Potty humor can't cure cancer, but it can remind us to laugh and live.
That's the mantra of Region native and cancer survivor, Olivia Silver, who's made it her mission to remind us of humor's healing properties.
Her new blog, Humor Beats Cancer, is gaining a buzz in the community of young adults suffering from the disease's many trying forms.
On the Humor Beats Cancer website, you'll read about a colon cancer survivor joking about the ability of doctors to replace lost limbs with fake ones but lamenting the inability of medical science to create replacement rectums.
A testicular cancer survivor on the blog details embarrassing moments when nurses provided exams in the nether regions.
And one breast cancer survivor pokes fun at the name of her surgical procedure — "bilateral, nipple-sparing mastectomy with expander reconstruction" — inviting blog readers to "say it five times fast."
Aside from their ability to laugh at aspects of their rigorous treatment, those who have flocked to Olivia Silver's blog have something else in common.
Most are young professionals who were wrapped in the grind of careers and working full time while fighting for their lives.
A Region native and breast cancer survivor, Olivia knows that score all too well.
Now she's doing all she can to remind young professionals struggling with cancer — and frankly all of us — that healing humor offers respite, even in the darkest depths of despair.

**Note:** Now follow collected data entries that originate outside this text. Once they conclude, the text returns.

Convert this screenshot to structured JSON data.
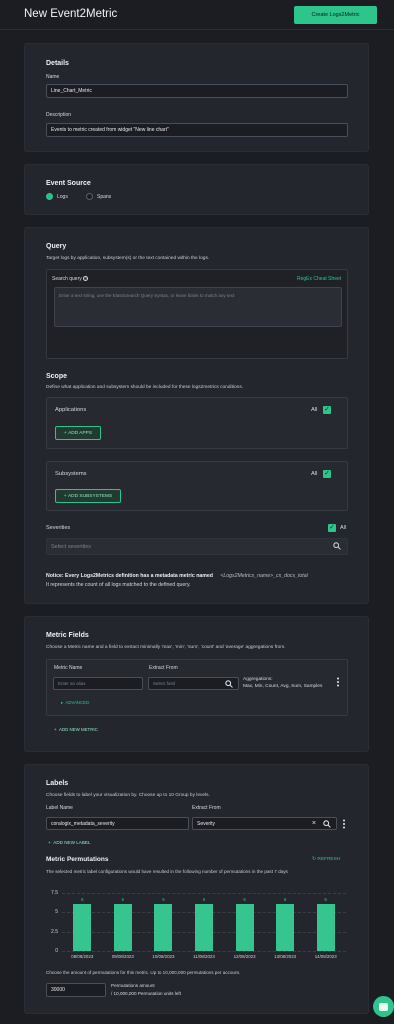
{
  "header": {
    "title": "New Event2Metric",
    "create_label": "Create Logs2Metric"
  },
  "details": {
    "title": "Details",
    "name_label": "Name",
    "name_value": "Line_Chart_Metric",
    "description_label": "Description",
    "description_value": "Events to metric created from widget \"New line chart\""
  },
  "event_source": {
    "title": "Event Source",
    "options": [
      "Logs",
      "Spans"
    ],
    "selected": "Logs"
  },
  "query": {
    "title": "Query",
    "subtitle": "Target logs by application, subsystem(s) or the text contained within the logs.",
    "search_label": "Search query",
    "regex_link": "RegEx Cheat Sheet",
    "placeholder": "Enter a text string, use the Elasticsearch Query Syntax, or leave blank to match any text"
  },
  "scope": {
    "title": "Scope",
    "subtitle": "Define what application and subsystem should be included for these logs2metrics conditions.",
    "applications_label": "Applications",
    "add_apps": "ADD APPS",
    "subsystems_label": "Subsystems",
    "add_subsystems": "ADD SUBSYSTEMS",
    "all_label": "All",
    "severities_label": "Severities",
    "severities_placeholder": "Select severities"
  },
  "notice": {
    "line1": "Notice: Every Logs2Metrics definition has a metadata metric named",
    "metric_name": "<Logs2Metrics_name>_cx_docs_total",
    "line2": "It represents the count of all logs matched to the defined query."
  },
  "metric_fields": {
    "title": "Metric Fields",
    "subtitle": "Choose a Metric name and a field to extract minimally 'max', 'min', 'sum', 'count' and 'average' aggregations from.",
    "metric_name_label": "Metric Name",
    "metric_name_placeholder": "Enter an alias",
    "extract_from_label": "Extract From",
    "extract_placeholder": "Select field",
    "aggregations_label": "Aggregations:",
    "aggregations_value": "Max, Min, Count, Avg, Sum, Samples",
    "advanced_label": "ADVANCED",
    "add_new_metric": "ADD NEW METRIC"
  },
  "labels": {
    "title": "Labels",
    "subtitle": "Choose fields to label your visualization by. Choose up to 10 Group by levels.",
    "label_name_header": "Label Name",
    "extract_from_header": "Extract From",
    "label_name_value": "coralogix_metadata_severity",
    "extract_value": "Severity",
    "add_new_label": "ADD NEW LABEL"
  },
  "permutations": {
    "title": "Metric Permutations",
    "refresh_label": "REFRESH",
    "subtitle": "The selected metric label configurations would have resulted in the following number of permutations in the past 7 days",
    "amount_prompt": "Choose the amount of permutations for this metric. Up to 10,000,000 permutations per account.",
    "amount_value": "30000",
    "amount_label": "Permutations amount",
    "units_left": "/ 10,000,000 Permutation units left"
  },
  "chart_data": {
    "type": "bar",
    "categories": [
      "08/08/2023",
      "09/08/2023",
      "10/08/2023",
      "11/08/2023",
      "12/08/2023",
      "13/08/2023",
      "14/08/2023"
    ],
    "values": [
      6,
      6,
      6,
      6,
      6,
      6,
      6
    ],
    "yticks": [
      "7.5",
      "5",
      "2.5",
      "0"
    ],
    "ylim": [
      0,
      8.5
    ],
    "color": "#36c58f"
  }
}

Olivia is a daughter of the Region we all should get to know.
Fifteen years ago, she sat across from me in The Times Munster newsroom. Longtime Times readers, and her Bishop Noll classmates in Hammond, will remember her as Olivia Clark.
I know her as one of the first friends I made after moving to Northwest Indiana about 15 years ago.
From 2003 to 2006, Olivia served Times readers as the education reporter before working as our Illinois editor for a year.
In 2006, she left for other professional pursuits and currently lives in Chicago and works in public relations for a global law firm.
We remained connected through Facebook over the years, and her social media posts in 2015 knocked her longtime friends back on our heels.
At the age of 35, Olivia was diagnosed with breast cancer.
Throughout the next year, we watched as she endured the rigors of chemotherapy, radiation and a mastectomy.
"I worked full time through the whole thing," Olivia recalled last week.
"One thing you realize is there really isn't that much out there for young professionals going through cancer."
Her cancer now in remission, Olivia says she has been working to do something about that.
In the Humor Beats Cancer blog, she has created a virtual community of cancer survivors and fighters in their 20s, 30s and 40s.
She rightly notes many cancer services are geared to either young children or older adults.
In the case of her blog, Olivia says she's filling that void for young adults while injecting a cure, if not for the body then at least for the soul, through laughter.
"One reason I started Humor Beats Cancer was because I kept having these odd experiences, and I wondered if I was alone," Olivia wrote in her own blog entry. "I would think, 'Maybe I’m the only one seeing this dark comedy play out in front of me.'
"But what I’ve learned from the amazing response to this blog — I’m most definitely not alone. We all are or have been in this weird alternate universe that is sometimes sad, sometimes funny and all the time real."
I invite all Region folks — especially those battling cancer — to visit the Humor Beats Cancer blog at www.humorbeatscancer.com/
If cancer patients can find a way to laugh at aspects of their life-and-death struggles, we all can spare kindness for our fellow humans.